Die TU Bergakademie Freiberg ist die älteste Bergbauuniversität der Welt. Nun ist sie die erste in Deutschland, die den Studiengang "Space Resources" anbieten wird. Wie lassen sich Technologien von der Erde auf den Mond übertragen?

Die TU Bergakademie Freiberg verfügt über ein starkes, durchgängiges Ressourcenprofil, vom Aufsuchen, über den Abbau und die Aufbereitung / Verarbeitung von festen, fluiden und Energierohstoffen über die Nutzung der Rohstoffe zum Bauen von Anlagen und Maschinen und der Materialentwicklung bis zum Recycling, dem Management und der Nachhaltigkeitsforschung. All dieses Wissen werden beim Bau und Betrieb von Habitaten auf anderen Himmelkörpern ebenfalls benötigt. Es kommt also darauf an, die vorhandenen Kompetenzen auf andere, extremere Umweltbedingungen zu übertragen.
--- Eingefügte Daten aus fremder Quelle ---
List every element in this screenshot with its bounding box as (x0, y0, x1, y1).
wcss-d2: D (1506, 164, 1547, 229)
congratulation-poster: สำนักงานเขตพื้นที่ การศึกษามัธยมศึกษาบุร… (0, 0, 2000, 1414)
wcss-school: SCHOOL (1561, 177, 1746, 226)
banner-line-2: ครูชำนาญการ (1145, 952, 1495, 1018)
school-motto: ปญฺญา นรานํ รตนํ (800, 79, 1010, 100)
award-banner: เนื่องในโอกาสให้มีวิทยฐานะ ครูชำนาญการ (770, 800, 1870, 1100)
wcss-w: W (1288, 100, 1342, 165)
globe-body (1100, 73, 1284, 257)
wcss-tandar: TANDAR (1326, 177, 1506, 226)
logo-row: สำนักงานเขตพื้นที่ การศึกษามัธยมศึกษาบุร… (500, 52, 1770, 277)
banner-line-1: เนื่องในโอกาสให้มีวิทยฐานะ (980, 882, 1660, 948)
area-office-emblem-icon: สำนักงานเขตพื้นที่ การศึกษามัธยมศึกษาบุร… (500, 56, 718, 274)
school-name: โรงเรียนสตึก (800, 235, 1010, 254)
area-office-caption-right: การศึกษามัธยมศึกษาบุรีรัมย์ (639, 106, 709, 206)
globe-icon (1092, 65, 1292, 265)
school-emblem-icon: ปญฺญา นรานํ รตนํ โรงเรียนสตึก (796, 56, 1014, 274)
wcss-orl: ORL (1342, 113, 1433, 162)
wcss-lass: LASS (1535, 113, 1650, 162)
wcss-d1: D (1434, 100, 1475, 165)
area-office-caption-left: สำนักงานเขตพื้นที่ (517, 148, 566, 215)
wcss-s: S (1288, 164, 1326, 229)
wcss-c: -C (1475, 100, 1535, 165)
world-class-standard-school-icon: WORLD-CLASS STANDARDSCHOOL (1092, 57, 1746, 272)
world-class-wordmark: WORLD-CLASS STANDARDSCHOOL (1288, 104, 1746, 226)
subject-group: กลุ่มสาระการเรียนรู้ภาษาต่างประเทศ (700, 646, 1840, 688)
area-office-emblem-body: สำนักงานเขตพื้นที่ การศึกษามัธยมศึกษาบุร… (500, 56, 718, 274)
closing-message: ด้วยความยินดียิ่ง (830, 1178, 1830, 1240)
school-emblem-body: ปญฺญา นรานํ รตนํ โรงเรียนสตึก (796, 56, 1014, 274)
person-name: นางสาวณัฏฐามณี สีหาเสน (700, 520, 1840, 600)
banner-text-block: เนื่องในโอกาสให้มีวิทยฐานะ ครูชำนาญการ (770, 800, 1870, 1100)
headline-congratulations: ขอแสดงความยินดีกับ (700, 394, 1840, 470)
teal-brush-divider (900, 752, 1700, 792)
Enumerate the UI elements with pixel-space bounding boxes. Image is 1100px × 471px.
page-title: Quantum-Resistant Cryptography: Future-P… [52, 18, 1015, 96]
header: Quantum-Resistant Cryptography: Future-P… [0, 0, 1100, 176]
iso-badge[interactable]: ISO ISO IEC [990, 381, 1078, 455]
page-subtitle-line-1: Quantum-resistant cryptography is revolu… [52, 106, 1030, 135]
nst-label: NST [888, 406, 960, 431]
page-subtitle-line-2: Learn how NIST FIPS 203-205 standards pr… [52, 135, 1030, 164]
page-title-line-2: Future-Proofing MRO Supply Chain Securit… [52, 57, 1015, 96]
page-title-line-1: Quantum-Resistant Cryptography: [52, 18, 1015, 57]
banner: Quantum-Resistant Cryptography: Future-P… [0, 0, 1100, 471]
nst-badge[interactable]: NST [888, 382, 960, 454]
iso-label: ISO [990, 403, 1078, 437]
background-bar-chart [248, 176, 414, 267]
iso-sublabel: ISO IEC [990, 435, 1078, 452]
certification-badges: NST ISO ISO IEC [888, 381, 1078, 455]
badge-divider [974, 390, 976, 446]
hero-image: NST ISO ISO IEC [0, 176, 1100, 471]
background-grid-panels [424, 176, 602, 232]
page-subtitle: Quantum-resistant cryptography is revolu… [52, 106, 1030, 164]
Im Gegensatz zur Erde haben wir auf dem Mond beispielsweise eine geringere Gravitation, keine Atmosphäre, eine extreme Sonnen- und kosmische Strahlung, einen ständigen Beschuss mit Mikrometeoriten, extreme Temperaturen; der "Tag" hat 14 Erdentage - ebenso lange ist Nacht. Hinzu kommt der "Fachkräftemangel".  Sich diesen Umgebungsbedingungen zu stellen, erfordert jede Menge Kreativität, Erfindergeist, Fantasie und Innovationskraft. Wenn wir es schaffen, die Ressourcen vor Ort zu nutzen, können wir auch darüber nachdenken, Weltraumschrott als Rohstoffquelle zu recyclen und Rohstoffe von anderen Himmelskörpern, wie Asteroiden, zu nutzen.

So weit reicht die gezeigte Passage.